Eine junge Frau bringt die Asche ihrer Mutter nach Sibirien, um sie in ihrer Heimatstadt Ust-Ilimsk zu bestatten. Der Roman "Die Wunde" von Oxana Wassjakina ist eine Reise durch die harte postsowjetische Realität und zugleich eine Suche nach der Herkunft und Identität der Ich-Erzählerin.

Irgendwann werde ich schlafen. Und träumen. Die Nacht wird enden, ein neuer Tag beginnen, und dann noch einer, viele Tage, viele Wochen, Monate, Jahre.
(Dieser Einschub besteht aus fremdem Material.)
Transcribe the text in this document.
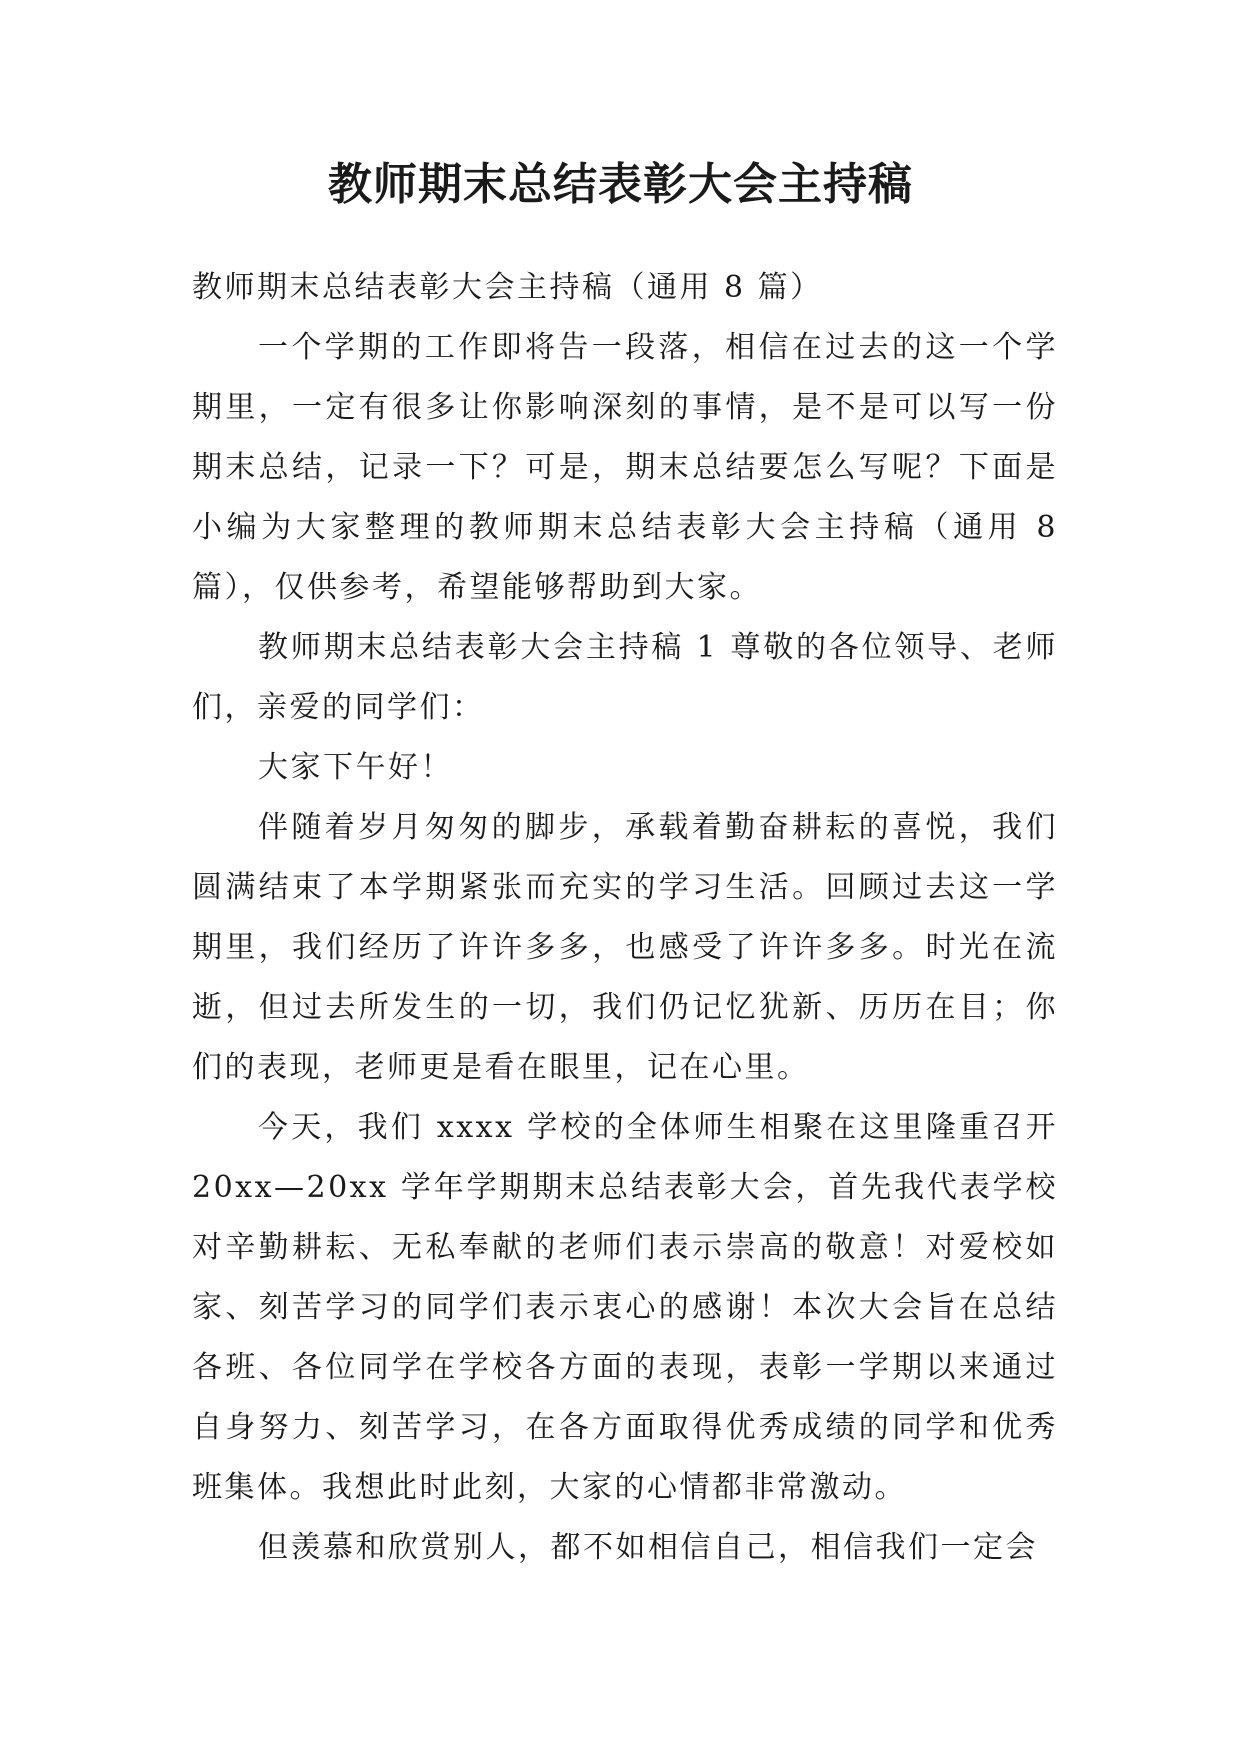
教师期末总结表彰大会主持稿

教师期末总结表彰大会主持稿（通用 8 篇）

一个学期的工作即将告一段落，相信在过去的这一个学期里，一定有很多让你影响深刻的事情，是不是可以写一份期末总结，记录一下？可是，期末总结要怎么写呢？下面是小编为大家整理的教师期末总结表彰大会主持稿（通用 8 篇），仅供参考，希望能够帮助到大家。

教师期末总结表彰大会主持稿 1 尊敬的各位领导、老师们，亲爱的同学们：

大家下午好！

伴随着岁月匆匆的脚步，承载着勤奋耕耘的喜悦，我们圆满结束了本学期紧张而充实的学习生活。回顾过去这一学期里，我们经历了许许多多，也感受了许许多多。时光在流逝，但过去所发生的一切，我们仍记忆犹新、历历在目；你们的表现，老师更是看在眼里，记在心里。

今天，我们 xxxx 学校的全体师生相聚在这里隆重召开 20xx—20xx 学年学期期末总结表彰大会，首先我代表学校对辛勤耕耘、无私奉献的老师们表示崇高的敬意！对爱校如家、刻苦学习的同学们表示衷心的感谢！本次大会旨在总结各班、各位同学在学校各方面的表现，表彰一学期以来通过自身努力、刻苦学习，在各方面取得优秀成绩的同学和优秀班集体。我想此时此刻，大家的心情都非常激动。

但羡慕和欣赏别人，都不如相信自己，相信我们一定会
Und irgendwann, wenn ich längst erwachsen bin, werde ich einmal nicht gut einschlafen können. Ich werde mich an Mamas Berührungen erinnern, und sie vermissen. Dann werde ich mich zu meiner Frau drehen, und sie bitten, mir eine Weile über den Rücken zu streicheln, die Haut zu klopfen und zu zwicken.

Natürlich weiß ich das jetzt noch nicht. Aber ich kann es mir vorstellen. Ich kann mir vorstellen, wie schön es sein muss, immer so wie gerade eben von Mama in den Schlaf gestreichelt zu werden. Auch dann, wenn Mama nicht mehr da ist. Und auch das weiß ich. Mama wird mich verlassen. Irgendwann.
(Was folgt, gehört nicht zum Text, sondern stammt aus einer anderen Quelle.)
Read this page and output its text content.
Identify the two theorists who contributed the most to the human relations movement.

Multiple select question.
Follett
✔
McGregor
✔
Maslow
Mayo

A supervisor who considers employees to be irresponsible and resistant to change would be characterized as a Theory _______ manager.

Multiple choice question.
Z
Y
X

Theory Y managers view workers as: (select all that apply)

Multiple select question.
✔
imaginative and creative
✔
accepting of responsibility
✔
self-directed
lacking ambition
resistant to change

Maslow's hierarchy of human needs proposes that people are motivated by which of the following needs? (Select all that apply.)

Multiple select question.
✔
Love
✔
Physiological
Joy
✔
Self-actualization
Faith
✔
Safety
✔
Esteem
Ist das wirklich die Asche der Mutter?

Dieser zärtliche Moment zwischen Mutter und Tochter, zwischen Tag und Nacht ist nur einer von vielen in dem gleichsam poetisch und nüchtern erzählten Debütroman "Die Wunde" von Oxana Wassjakina.

Darin erinnert sich eine junge Frau an ihre Mutter. Sie erinnert sich, während sie auf der Rückbank eines Autos sitzt, das zu einem Krematorium fährt. Zwischen den Knien der jungen Frau klemmt eine Urne. Sie auf den Boden des Wagens zu stellen, scheint ihr unpassend.

Aber das ovale Gefäß die ganze Fahrt über auf dem Schoß zu halten, ist unbequem. Also hält sie die Urne mit den Beinen fest und sieht aus dem Fenster. Sie liebt es, unterwegs zu sein. Dann ist alles in Bewegung und in ihr selbst in Ruhe. Normalerweise. An diesem Tag nicht.

Ihre Gedanken überschlagen sich. Erinnerungen laufen mit Beobachtungen und Gefühlen um die Wette. Wer ist zuerst da, wer bleibt am längsten, wer ist schneller wieder weg? Gedanken, wie: Woher soll man wissen, ob da wirklich die Asche der eigenen Mutter drin ist, und nicht die von einem Fremden? Kann man das spüren? Vermutlich nicht. Obwohl man eine Menge spürt.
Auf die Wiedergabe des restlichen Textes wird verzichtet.